While Los Angeles County filed the charges against Riad in October, they only became public knowledge last week. The limousine service driver has pleaded not guilty.

Tesla has warned customers that neither Autopilot nor its newer more sophisticated Full Self-Driving mode are fully capable of navigating the road without human help, and drivers are expected to be paying attention even with these modes engaged. In response to the charges against Riad, the National Highway Traffic Safety Administration issued a statement reminding customers that no vehicles currently on the road can drive themselves.

The National Transportation Safety Board has raised its concerns about such features, condemning drivers’ tendency to rely on Autopilot to drive the car while the operator sleeps or plays video games as “automation complacency.” The NTSB has investigated some 26 Autopilot-involved crashes since 2016, involving 11 deaths.

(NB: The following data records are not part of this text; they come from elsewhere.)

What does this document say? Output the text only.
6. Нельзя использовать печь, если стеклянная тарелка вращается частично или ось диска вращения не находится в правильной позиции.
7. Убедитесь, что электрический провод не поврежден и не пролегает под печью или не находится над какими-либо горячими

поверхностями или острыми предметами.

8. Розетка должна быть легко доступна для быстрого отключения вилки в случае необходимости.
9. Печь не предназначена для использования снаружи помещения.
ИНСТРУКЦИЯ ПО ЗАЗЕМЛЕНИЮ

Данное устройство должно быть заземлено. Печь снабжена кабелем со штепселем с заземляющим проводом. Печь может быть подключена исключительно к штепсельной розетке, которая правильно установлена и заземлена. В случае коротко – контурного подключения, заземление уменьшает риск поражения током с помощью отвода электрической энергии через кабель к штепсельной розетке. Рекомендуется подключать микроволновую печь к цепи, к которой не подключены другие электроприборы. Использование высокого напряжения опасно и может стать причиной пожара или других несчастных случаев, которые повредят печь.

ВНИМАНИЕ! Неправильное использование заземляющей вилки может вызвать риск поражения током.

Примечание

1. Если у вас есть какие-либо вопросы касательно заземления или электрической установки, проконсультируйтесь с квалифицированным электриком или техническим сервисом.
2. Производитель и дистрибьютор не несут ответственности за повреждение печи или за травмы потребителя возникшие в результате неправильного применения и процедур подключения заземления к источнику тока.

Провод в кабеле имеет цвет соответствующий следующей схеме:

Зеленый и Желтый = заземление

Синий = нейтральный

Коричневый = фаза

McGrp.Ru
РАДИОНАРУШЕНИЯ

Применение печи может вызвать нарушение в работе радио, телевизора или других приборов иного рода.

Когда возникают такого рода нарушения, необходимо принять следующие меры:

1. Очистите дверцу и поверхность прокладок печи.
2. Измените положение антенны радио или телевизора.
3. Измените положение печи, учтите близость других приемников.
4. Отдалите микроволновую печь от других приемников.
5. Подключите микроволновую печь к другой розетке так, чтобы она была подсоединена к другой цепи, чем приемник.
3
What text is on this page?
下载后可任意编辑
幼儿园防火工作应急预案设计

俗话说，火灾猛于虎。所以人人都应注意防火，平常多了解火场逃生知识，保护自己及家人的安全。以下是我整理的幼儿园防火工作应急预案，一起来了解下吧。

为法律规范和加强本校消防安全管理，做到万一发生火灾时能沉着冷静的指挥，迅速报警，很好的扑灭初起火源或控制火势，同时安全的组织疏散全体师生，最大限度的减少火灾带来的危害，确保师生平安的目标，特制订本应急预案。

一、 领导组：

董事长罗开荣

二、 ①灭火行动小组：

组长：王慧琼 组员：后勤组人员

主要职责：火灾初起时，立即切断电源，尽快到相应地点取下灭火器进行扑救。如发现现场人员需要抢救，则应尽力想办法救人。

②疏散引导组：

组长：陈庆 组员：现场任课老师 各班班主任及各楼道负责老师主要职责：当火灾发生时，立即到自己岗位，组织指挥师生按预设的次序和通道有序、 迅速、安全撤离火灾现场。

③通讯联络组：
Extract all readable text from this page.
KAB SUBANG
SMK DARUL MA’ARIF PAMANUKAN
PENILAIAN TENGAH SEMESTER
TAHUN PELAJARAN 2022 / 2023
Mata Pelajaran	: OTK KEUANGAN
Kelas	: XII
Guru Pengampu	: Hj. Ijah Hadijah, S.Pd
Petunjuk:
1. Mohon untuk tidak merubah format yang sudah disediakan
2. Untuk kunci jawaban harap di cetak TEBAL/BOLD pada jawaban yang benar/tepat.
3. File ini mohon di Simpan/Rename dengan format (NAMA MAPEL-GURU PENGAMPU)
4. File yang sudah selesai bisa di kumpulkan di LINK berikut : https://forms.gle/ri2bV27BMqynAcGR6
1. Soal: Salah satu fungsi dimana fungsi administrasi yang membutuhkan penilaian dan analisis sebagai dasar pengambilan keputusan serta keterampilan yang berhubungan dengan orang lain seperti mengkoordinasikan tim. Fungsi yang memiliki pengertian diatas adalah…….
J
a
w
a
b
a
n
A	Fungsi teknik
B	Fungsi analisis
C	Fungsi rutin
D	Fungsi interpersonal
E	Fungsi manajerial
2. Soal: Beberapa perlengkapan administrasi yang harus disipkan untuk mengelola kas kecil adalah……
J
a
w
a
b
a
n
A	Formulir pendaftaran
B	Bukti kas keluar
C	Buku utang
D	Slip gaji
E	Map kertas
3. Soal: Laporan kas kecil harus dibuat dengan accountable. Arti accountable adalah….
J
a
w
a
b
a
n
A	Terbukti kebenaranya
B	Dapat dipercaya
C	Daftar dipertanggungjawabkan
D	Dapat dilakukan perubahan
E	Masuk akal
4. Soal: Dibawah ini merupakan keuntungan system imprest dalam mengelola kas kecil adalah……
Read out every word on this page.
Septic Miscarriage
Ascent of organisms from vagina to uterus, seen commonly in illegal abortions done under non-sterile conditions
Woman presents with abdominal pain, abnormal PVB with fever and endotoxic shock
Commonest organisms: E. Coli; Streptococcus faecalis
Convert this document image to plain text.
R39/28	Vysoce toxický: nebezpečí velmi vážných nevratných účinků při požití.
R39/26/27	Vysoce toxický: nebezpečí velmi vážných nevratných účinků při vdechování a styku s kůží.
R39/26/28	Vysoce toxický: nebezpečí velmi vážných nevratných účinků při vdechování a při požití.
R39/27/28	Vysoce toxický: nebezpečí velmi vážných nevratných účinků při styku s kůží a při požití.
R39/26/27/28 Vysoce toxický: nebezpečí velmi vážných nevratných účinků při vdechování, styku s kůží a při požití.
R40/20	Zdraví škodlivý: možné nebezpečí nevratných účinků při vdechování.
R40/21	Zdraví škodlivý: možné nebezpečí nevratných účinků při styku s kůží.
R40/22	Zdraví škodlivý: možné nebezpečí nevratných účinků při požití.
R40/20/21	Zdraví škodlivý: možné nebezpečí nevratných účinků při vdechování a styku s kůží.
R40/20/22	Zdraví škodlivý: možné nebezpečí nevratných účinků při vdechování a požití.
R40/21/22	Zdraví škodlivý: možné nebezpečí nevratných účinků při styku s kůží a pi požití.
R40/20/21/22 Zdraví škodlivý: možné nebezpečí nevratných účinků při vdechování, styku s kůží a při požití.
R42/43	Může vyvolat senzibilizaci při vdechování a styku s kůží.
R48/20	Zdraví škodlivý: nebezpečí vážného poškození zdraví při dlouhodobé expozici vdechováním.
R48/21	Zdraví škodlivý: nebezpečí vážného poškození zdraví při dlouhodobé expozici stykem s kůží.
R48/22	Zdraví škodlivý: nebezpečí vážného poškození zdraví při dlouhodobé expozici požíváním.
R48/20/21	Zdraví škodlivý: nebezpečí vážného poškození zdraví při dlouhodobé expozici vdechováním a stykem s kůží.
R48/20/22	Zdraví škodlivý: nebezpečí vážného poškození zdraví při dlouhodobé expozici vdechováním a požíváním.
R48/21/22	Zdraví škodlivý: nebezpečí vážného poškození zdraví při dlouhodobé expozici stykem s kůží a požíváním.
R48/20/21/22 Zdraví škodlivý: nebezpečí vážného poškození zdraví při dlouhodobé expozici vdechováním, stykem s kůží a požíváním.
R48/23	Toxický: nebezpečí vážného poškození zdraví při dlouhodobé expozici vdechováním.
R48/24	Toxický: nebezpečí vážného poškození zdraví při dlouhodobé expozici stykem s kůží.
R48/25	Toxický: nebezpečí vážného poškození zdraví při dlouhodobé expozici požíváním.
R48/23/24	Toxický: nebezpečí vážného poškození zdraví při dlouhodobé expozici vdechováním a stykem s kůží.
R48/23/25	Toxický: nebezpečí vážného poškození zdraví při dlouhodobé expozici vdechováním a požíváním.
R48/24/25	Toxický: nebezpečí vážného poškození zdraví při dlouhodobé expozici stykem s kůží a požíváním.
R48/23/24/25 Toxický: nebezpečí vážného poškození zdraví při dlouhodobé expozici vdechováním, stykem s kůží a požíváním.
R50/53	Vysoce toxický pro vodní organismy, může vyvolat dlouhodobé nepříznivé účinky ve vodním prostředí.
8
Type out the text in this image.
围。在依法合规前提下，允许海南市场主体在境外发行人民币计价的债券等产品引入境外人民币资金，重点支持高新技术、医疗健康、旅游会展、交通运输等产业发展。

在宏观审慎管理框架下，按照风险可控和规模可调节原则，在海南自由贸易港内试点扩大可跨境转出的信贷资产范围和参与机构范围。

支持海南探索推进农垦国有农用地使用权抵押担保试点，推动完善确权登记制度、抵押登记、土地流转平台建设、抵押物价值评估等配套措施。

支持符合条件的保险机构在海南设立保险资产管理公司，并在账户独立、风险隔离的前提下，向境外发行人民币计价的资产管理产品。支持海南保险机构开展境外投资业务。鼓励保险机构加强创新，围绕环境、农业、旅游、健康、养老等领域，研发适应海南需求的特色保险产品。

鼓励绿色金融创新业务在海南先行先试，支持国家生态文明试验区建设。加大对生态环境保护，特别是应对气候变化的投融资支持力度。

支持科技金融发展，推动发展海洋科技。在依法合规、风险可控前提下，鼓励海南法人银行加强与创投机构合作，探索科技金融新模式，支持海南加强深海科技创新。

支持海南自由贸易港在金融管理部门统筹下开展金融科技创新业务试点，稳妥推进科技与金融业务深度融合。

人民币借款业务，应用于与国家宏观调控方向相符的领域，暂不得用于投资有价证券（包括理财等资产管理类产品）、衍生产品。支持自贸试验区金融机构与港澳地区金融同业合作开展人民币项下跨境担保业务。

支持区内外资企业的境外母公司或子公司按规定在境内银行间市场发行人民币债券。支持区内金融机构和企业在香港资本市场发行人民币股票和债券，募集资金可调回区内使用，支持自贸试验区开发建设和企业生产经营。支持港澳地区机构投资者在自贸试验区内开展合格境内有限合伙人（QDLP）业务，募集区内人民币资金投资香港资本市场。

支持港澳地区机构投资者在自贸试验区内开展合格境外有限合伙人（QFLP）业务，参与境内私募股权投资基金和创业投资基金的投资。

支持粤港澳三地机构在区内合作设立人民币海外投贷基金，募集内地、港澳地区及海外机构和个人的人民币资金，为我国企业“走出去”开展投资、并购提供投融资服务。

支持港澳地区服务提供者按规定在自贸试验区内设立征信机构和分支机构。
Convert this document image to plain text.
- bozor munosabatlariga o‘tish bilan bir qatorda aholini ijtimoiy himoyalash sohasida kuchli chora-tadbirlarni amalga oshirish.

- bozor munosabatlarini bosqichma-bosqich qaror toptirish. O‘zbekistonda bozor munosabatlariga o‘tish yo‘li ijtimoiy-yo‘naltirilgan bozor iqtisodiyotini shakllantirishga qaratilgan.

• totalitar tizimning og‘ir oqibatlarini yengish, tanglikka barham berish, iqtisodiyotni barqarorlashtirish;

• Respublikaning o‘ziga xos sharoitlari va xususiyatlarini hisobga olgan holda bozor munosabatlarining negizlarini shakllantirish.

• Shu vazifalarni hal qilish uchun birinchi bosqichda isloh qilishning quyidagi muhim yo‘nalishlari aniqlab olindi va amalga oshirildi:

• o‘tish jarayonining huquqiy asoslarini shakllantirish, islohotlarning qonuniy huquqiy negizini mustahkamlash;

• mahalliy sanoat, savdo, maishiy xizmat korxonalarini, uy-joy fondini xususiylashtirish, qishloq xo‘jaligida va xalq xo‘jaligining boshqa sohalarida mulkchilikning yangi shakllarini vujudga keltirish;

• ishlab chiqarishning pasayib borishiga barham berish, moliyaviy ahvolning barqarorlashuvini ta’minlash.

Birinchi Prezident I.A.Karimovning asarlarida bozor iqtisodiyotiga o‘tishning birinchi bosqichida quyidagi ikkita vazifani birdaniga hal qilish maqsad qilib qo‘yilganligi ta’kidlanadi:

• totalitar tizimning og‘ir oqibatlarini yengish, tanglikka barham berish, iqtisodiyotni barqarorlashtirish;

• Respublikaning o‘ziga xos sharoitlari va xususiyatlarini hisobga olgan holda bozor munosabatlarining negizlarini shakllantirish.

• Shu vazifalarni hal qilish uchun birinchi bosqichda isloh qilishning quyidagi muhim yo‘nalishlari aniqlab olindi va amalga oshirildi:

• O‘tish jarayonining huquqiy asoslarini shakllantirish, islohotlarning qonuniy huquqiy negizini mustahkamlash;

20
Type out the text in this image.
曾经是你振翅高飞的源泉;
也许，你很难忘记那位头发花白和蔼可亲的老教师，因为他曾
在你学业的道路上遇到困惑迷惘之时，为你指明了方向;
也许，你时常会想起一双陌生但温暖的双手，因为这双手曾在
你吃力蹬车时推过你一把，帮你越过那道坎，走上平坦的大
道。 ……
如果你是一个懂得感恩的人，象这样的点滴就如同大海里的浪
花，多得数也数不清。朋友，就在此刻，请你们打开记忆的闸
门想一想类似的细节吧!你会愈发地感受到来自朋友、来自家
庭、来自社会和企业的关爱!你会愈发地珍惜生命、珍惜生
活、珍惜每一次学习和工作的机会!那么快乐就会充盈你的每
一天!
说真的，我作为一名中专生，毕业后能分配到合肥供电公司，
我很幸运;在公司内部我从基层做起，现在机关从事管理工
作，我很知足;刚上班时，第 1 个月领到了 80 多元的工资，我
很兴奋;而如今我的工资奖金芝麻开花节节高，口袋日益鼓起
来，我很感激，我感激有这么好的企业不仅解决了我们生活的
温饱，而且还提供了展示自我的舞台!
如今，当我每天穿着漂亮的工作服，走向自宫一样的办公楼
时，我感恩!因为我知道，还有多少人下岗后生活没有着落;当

Tesla may be held “criminally, civilly, or morally culpable” for the deaths of Gilberto Alcazar Lopez and Maria Guadalupe Nieves-Lopez, the passengers of the Honda Civic killed in the crash, if it is found responsible for unleashing a dangerous technology on the nation’s roads, University of South Carolina law professor Bryant Walker Smith told the Associated Press on Tuesday.

The victims’ families have sued the electric vehicle company, alleging that Tesla sells defective vehicles capable of accelerating suddenly while lacking an effective automatic emergency braking system. They have also sued Riad for negligence.